Eroding Support Systems: Widowhood, Migration, Isolation
- Widowhood: Over 40% of elderly women are widows — often with limited property rights or social support.
- Nuclearisation & Migration: Traditional joint family structures are dissolving. Adult children migrate for work, leaving elderly women behind — sometimes alone.
- Isolation: 18.7% of elderly women live alone — a figure rising rapidly. Social isolation correlates with higher morbidity, cognitive decline, and mortality.
Current Policy Landscape: Progress and Gaps
National Initiatives:
- National Programme for Health Care of the Elderly (NPHCE)
Aims to provide geriatric care across primary to tertiary levels — but lacks gender-specific protocols and suffers from poor implementation. - Ayushman Bharat – PMJAY
Covers hospitalisation, but excludes outpatient care, diagnostics, and preventive geriatric services — critical for elderly women. - Atal Pension Yojana (APY)
Provides minimal fixed pensions without inflation-indexing. Gender-blind design ignores women’s longer lifespans and unpaid caregiving history. - Rashtriya Vayoshri Yojana
Offers assistive devices (walkers, hearing aids) to BPL seniors — useful but limited in scope and outreach.
State-Level Innovations:
- Kerala’s Vayomithram – Mobile geriatric clinics delivering doorstep care — a replicable, scalable model.
- Kudumbashree – Women-led SHGs providing economic empowerment, peer support, and community monitoring of elderly welfare.
Policy Recommendations: Building a Gender-Responsive Geriatric Ecosystem
1. Integrate Gender into Geriatric Care Standards
- Mandate routine screenings for osteoporosis, breast/cervical cancer, depression, and pelvic floor disorders in public health programmes.
- Train and deploy female frontline health workers and geriatric specialists.
- Ensure privacy, dignity, and safety in all geriatric service delivery points.
2. Expand Health Insurance to Cover Preventive & Outpatient Needs
- Introduce women-specific geriatric health packages under Ayushman Bharat, covering mammograms, DEXA scans, mental health counselling, and physiotherapy.
- Include chronic disease management and home-based care in coverage.
3. Reform Social Security with Gender Equity
- Index pensions to inflation and regional healthcare costs.
- Recognise unpaid caregiving in pension eligibility — grant credit for years spent raising children or caring for elders.
- Expand coverage of widows, informal workers, and rural elderly women through simplified enrolment.
4. Combat Isolation through Community Infrastructure
- Leverage Smart Cities Mission and Urban Local Bodies to establish Elderly Day Care & Wellness Centres — combining health check-ups with social, recreational, and skill-building activities.
- Integrate ASHA + Anganwadi networks for weekly wellness visits to isolated elderly women.
5. Bridge the Digital Divide with Inclusive Design
- Develop voice-enabled, vernacular-language health apps for appointment booking and medicine reminders.

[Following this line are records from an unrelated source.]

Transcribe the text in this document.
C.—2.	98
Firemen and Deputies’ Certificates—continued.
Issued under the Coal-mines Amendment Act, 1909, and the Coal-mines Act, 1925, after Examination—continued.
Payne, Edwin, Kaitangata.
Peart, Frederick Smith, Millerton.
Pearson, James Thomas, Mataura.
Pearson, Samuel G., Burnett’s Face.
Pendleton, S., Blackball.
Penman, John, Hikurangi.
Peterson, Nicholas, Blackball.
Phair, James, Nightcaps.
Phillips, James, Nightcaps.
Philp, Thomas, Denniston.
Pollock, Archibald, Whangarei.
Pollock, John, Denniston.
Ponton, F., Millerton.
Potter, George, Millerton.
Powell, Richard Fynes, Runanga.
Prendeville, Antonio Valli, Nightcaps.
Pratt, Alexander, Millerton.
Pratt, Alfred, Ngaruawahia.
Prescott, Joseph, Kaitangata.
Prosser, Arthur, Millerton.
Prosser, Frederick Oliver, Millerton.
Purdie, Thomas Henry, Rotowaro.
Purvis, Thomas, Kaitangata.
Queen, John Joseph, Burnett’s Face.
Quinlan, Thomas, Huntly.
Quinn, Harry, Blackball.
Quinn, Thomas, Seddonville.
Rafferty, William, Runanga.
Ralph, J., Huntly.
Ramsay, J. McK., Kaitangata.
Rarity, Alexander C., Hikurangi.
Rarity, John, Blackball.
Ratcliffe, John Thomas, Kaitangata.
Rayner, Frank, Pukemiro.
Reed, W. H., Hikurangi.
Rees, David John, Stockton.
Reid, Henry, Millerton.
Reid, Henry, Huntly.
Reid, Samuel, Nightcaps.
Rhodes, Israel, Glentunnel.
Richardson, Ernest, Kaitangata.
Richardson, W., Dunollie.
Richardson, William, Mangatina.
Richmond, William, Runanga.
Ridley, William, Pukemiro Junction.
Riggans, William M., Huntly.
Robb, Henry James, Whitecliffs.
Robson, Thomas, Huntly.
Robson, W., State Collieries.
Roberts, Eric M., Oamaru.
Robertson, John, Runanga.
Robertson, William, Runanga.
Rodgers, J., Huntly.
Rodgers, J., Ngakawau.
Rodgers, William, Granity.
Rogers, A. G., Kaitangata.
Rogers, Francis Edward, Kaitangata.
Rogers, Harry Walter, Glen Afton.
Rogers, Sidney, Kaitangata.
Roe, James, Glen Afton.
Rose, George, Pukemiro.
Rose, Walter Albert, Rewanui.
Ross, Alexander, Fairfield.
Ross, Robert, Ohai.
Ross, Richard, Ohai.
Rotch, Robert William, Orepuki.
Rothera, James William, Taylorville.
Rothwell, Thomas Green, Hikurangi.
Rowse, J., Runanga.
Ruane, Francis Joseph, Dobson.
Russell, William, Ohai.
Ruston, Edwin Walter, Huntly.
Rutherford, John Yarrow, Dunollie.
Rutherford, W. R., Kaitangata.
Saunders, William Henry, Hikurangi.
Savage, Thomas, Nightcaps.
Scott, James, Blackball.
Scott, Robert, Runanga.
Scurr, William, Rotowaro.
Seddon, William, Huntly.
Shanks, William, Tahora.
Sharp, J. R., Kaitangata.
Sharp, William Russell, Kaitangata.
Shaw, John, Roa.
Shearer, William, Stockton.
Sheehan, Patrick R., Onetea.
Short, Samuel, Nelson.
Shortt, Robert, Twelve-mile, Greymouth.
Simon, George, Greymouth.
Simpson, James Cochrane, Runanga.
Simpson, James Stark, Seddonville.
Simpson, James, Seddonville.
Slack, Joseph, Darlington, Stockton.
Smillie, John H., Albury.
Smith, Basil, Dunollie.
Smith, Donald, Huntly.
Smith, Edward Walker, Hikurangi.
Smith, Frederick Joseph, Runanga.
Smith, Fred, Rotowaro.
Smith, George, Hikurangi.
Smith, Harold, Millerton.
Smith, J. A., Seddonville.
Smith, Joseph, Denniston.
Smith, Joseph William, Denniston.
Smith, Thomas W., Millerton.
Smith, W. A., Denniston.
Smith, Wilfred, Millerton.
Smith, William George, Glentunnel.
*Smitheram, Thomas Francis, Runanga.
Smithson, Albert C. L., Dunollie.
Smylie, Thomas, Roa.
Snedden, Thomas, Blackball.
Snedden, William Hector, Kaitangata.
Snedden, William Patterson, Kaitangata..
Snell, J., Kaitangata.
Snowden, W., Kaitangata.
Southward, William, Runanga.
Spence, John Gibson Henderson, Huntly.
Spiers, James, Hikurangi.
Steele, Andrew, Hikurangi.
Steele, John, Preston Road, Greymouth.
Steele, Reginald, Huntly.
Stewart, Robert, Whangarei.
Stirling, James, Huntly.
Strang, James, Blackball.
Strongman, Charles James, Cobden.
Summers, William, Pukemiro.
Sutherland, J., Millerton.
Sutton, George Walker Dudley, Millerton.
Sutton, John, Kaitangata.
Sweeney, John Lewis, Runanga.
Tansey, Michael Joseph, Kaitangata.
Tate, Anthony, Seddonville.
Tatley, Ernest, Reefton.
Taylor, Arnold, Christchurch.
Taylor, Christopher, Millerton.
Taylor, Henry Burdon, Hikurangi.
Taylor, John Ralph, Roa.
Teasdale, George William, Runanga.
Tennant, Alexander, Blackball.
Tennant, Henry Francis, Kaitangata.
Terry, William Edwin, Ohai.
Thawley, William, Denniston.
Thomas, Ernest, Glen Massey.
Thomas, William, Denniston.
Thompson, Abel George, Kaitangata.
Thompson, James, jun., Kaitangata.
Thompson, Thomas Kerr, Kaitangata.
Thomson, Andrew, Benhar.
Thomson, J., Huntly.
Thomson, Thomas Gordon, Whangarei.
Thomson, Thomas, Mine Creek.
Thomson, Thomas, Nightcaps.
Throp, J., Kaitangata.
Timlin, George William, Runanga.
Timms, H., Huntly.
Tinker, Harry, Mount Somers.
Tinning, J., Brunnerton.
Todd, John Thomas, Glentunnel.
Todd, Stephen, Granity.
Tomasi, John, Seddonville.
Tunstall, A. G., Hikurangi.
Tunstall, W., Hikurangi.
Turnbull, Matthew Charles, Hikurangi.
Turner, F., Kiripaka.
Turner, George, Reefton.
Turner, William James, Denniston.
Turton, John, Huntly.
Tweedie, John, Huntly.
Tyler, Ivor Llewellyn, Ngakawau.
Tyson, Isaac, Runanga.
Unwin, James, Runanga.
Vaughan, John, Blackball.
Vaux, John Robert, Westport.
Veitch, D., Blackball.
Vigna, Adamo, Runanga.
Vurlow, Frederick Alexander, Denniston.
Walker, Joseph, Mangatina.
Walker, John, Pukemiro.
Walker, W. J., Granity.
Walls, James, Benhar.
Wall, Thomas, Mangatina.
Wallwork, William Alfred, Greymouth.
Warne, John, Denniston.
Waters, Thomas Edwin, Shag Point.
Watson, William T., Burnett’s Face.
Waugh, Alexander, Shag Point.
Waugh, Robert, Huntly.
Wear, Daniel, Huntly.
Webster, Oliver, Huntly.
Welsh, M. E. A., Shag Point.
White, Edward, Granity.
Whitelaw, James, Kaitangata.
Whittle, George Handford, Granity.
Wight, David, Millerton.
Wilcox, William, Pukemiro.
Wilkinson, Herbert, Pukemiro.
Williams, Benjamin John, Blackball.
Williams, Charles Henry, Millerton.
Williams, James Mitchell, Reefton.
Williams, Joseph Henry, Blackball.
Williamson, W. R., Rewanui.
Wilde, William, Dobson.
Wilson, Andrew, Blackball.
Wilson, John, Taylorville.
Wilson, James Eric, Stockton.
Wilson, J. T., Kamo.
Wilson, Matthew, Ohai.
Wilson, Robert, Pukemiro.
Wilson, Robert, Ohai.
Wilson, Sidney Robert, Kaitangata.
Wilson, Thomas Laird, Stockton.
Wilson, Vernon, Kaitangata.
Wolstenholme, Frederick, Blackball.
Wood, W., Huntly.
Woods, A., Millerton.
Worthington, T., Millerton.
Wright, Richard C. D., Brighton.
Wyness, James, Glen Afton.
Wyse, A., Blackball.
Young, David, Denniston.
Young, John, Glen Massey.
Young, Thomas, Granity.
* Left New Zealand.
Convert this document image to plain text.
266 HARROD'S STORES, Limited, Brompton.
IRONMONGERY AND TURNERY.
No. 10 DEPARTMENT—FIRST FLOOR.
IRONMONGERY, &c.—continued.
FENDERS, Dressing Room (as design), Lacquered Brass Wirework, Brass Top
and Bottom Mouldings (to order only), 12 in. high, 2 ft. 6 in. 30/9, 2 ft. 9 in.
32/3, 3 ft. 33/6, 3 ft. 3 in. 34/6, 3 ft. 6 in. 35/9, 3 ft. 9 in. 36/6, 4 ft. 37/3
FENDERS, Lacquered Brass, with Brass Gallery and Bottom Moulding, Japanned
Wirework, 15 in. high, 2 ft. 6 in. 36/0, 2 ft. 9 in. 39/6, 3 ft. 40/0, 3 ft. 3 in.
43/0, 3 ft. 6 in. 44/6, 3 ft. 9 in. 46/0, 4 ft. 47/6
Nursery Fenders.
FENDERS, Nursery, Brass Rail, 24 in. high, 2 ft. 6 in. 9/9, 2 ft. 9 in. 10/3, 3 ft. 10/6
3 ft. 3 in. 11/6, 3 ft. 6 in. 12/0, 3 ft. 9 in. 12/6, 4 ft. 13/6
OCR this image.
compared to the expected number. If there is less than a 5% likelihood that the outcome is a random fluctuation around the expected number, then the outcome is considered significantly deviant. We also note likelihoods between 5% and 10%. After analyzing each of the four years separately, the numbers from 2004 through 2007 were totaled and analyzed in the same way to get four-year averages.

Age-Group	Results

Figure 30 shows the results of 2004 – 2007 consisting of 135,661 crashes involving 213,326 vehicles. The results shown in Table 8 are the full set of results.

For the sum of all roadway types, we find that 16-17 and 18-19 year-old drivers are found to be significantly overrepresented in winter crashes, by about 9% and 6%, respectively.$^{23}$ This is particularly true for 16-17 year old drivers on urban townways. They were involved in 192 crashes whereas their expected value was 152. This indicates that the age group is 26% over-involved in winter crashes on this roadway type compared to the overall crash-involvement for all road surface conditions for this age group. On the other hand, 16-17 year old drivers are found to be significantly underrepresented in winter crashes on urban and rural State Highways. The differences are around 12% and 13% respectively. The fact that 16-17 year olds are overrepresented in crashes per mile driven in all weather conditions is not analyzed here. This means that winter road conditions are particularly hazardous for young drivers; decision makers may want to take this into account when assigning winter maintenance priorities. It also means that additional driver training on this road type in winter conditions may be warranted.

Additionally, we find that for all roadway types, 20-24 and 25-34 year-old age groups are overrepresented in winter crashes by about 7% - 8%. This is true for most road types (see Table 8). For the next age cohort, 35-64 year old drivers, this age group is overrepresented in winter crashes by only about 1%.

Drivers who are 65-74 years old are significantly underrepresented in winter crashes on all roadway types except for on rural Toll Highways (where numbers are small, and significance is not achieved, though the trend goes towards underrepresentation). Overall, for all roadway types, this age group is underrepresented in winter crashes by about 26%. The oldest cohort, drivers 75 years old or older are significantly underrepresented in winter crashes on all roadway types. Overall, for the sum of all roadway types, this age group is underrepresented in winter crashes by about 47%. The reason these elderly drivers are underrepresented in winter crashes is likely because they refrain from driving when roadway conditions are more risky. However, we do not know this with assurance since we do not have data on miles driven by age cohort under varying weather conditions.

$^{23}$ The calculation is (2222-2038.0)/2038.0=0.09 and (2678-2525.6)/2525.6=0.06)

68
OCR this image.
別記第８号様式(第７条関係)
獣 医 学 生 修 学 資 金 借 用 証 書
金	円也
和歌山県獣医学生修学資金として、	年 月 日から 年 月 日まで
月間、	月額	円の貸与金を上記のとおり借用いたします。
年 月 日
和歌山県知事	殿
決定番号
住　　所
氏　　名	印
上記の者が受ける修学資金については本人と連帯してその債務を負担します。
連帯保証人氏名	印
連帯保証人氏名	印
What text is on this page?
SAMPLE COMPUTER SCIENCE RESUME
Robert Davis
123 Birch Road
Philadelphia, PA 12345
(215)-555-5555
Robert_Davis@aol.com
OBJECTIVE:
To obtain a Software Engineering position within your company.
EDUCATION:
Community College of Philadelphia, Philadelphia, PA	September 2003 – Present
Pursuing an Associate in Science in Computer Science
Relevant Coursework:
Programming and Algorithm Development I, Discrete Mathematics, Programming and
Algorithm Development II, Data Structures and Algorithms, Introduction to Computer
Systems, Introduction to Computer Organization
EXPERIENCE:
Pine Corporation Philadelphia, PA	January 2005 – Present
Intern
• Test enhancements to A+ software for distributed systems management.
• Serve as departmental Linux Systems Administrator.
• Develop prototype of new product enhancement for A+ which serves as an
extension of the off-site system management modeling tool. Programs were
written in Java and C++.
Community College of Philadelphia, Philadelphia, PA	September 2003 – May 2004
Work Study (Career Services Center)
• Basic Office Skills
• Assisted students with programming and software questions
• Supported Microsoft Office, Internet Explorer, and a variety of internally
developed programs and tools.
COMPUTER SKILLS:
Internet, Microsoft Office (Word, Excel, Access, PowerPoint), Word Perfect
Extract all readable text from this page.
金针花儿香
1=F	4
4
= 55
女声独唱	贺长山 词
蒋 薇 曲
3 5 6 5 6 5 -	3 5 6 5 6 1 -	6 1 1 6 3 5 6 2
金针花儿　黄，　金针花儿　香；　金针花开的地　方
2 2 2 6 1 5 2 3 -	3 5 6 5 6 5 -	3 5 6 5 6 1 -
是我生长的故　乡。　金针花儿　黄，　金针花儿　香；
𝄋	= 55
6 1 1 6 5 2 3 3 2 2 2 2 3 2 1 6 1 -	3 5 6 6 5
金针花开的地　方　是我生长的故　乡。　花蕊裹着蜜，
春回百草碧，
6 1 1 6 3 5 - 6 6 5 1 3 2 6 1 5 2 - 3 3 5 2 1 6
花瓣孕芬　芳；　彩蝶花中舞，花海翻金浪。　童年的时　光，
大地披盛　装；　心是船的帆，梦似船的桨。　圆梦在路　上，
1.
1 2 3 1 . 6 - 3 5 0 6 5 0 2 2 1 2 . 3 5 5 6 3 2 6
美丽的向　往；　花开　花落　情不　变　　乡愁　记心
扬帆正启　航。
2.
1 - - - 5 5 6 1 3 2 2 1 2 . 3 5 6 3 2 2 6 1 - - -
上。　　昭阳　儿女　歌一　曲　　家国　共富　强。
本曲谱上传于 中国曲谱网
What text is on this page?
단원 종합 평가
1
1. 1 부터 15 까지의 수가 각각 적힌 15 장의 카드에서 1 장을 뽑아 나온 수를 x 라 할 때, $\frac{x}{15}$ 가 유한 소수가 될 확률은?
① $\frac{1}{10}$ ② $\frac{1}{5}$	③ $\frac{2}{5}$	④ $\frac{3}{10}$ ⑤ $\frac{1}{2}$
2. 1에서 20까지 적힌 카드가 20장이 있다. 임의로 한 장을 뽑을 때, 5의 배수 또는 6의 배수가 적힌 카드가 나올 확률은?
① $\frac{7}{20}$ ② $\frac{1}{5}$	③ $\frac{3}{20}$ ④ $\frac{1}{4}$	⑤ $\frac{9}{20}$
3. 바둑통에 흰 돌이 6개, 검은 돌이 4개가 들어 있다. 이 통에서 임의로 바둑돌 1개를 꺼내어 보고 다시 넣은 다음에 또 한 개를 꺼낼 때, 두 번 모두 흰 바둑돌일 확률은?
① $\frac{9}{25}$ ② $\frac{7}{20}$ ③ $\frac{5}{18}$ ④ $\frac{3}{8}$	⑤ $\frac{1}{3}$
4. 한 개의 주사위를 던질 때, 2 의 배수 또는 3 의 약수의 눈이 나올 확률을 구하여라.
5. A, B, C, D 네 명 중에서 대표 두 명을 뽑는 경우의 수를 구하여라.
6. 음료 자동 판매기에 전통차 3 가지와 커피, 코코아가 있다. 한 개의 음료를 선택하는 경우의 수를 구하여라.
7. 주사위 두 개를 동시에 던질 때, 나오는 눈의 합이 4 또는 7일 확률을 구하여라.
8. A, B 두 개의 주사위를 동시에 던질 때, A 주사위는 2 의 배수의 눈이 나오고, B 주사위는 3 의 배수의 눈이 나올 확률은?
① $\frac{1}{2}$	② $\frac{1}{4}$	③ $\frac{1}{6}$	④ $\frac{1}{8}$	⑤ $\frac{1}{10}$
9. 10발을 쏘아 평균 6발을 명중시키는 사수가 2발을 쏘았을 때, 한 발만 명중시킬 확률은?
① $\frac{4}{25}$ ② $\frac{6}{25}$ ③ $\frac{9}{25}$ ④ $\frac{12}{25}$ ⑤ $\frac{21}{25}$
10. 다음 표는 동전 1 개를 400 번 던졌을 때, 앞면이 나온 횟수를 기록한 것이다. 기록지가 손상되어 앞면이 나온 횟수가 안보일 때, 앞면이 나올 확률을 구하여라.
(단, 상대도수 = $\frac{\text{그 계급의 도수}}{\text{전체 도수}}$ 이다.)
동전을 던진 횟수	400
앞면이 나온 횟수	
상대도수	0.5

- Mobilise community digital volunteers — youth, students, SHGs — to assist elderly women with tech navigation.
Conclusion: Ageing with Dignity is a Right — Not a Privilege
India stands at a demographic crossroads. The silent crisis of elderly women’s health is not inevitable — it is the result of systemic neglect. Addressing it requires more than token schemes; it demands gender-responsive policy design, inter-sectoral coordination, and societal reorientation.